Per quanto riguarda il vino, oggi c’è molta confusione quando si parla di vini biodinamici. Non è sufficiente che un vino non sia filtrato o che un bianco abbia avuto una lunga macerazione sulle bucce per essere biodinamico. Avendo delle uve che provengono da un vigneto coltivato con questo metodo, sicuramente il nostro lavoro di cantina si ridurrà ad un lavoro di assistenza e di accompagnamento. Noi non facciamo il vino ma lo accompagniamo nel suo farsi. Non abbiamo bisogno di artifici perché tutto ci viene donato. Le fermentazioni avvengono in maniere spontanea, grazie ai milioni di ceppi di lieviti che sono sulle nostre uve, specifici e diversi da vigneto a vigneto, di enzimi, di tannini, di essenze. Se si sapesse quanti tipi di sostanze vengono aggiunte all’uva in fase di vinificazione dalla moderna enologia, ne saremmo tutti talmente spaventati da non volerne più sapere di quello che chiamano il vino. Il vino è il risultato della fermentazione spontanea dell’uva. Il resto sono bevande a base di succo d’uva che dal vero vino si allontanano sempre di più. Ad esempio tutti i “vini” del mondo vengono prodotti con una manciata di ceppi di lieviti più o meno Ogm selezionati in Australia e prodotti dalla Lallemand, una multinazionale canadese. Andate a visitare il suo sito, così capirete come si fa ad ottenere quel certo aroma di banana se non di frutta esotica. Ed è ovvio che quello che viene detto per il vino vale per tutti gli altri prodotti agricolo trasformati, in primis il pane. La trasformazione del prodotto agricolo attraverso la fermentazione è un processo talmente meraviglioso che è avvolto in una sfera di sacralità, tanto che in tutte le religioni del mondo è proprio il prodotto fermentato ad essere assunto come tramite con il divino: si pensi al pane e al vino della religione cattolica. Non avremmo il diritto di interferire con questo processo, il fatto è che purtroppo le uve convenzionali sono talmente avvelenate che senza il pacchetto di lieviti, quello di enzimi, quello di sali eccetera, non fermenterebbero.

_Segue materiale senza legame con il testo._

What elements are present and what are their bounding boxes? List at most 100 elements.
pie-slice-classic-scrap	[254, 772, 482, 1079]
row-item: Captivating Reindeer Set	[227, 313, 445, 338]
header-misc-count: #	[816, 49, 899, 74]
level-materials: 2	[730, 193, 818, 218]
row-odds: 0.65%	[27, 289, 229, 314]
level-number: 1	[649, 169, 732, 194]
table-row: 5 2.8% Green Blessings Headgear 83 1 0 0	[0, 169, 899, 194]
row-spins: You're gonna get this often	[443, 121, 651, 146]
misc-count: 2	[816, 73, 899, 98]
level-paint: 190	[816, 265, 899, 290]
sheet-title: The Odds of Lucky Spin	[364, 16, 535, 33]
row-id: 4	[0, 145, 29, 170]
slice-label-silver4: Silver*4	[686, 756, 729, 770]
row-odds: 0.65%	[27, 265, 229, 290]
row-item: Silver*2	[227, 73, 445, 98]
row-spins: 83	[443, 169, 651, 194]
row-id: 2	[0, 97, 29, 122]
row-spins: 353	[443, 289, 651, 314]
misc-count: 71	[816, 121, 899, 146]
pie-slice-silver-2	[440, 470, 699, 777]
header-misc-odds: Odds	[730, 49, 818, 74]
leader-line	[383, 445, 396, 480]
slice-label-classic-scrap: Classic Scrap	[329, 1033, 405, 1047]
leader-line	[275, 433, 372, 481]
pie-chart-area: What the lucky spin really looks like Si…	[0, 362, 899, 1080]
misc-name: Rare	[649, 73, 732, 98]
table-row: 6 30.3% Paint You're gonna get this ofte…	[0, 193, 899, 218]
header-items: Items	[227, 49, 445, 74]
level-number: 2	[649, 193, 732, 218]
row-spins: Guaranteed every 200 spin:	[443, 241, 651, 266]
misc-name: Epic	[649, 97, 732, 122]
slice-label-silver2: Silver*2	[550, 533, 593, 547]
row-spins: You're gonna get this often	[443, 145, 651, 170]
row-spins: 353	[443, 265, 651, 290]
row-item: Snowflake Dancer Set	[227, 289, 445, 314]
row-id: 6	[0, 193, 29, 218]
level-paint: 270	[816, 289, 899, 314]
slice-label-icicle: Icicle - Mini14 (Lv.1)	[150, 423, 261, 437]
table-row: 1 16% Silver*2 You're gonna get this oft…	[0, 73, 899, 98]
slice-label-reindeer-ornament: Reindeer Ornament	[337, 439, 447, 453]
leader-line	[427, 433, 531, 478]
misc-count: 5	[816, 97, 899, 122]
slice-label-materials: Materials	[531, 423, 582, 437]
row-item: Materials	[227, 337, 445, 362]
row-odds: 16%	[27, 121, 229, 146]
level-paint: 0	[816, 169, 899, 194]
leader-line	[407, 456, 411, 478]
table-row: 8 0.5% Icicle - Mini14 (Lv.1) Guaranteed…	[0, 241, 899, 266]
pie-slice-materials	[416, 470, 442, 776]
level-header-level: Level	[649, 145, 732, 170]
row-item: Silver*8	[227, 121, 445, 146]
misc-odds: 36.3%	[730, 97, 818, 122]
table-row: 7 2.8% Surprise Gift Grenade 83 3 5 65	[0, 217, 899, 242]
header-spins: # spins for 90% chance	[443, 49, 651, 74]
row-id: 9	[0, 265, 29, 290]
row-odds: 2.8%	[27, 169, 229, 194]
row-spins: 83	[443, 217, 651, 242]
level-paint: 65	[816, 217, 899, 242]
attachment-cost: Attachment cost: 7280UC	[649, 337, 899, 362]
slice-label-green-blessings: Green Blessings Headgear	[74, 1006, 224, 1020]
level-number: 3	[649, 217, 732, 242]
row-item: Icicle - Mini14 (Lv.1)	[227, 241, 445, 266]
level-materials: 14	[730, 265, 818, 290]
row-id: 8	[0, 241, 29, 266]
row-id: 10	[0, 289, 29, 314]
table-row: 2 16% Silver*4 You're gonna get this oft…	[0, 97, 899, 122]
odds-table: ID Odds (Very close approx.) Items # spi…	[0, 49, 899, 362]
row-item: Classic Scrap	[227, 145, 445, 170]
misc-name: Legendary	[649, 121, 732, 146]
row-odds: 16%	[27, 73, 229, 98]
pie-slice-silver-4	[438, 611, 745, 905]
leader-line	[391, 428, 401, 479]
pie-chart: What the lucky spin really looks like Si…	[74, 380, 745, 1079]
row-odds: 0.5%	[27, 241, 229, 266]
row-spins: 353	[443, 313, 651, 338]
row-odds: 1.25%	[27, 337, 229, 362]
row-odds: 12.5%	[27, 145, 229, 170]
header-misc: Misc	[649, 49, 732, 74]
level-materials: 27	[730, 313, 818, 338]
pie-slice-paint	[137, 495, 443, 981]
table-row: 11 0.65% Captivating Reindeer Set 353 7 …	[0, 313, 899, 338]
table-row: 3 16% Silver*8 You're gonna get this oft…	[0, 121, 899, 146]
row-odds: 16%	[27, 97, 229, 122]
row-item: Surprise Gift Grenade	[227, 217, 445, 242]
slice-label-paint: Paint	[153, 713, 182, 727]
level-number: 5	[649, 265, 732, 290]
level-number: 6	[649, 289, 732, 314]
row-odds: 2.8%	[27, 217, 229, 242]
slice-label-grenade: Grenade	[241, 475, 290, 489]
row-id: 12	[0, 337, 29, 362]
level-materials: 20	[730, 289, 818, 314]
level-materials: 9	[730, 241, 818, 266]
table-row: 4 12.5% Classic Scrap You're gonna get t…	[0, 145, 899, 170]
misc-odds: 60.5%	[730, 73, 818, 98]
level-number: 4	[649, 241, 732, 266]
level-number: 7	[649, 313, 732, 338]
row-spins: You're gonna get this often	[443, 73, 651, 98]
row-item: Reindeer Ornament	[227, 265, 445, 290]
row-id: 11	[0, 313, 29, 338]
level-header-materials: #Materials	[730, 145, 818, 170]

Oggi è un po’ di moda parlare di biodinamica e il rischio è che qualcuno possa intravederci il business. Avvicinarsi alla biodinamica per business è un grave errore, perché lo spirito che ci porta alla biodinamica deve essere una spinta di Amore, proprio quell’Amore che, guarda caso, “muove il cielo e le altre stelle”.
Senza togliere nulla al fatto che ci si possano fare anche ottimi affari, ma devono essere affari che partono da una spinta di amore: questo è l’aspetto rivoluzionario.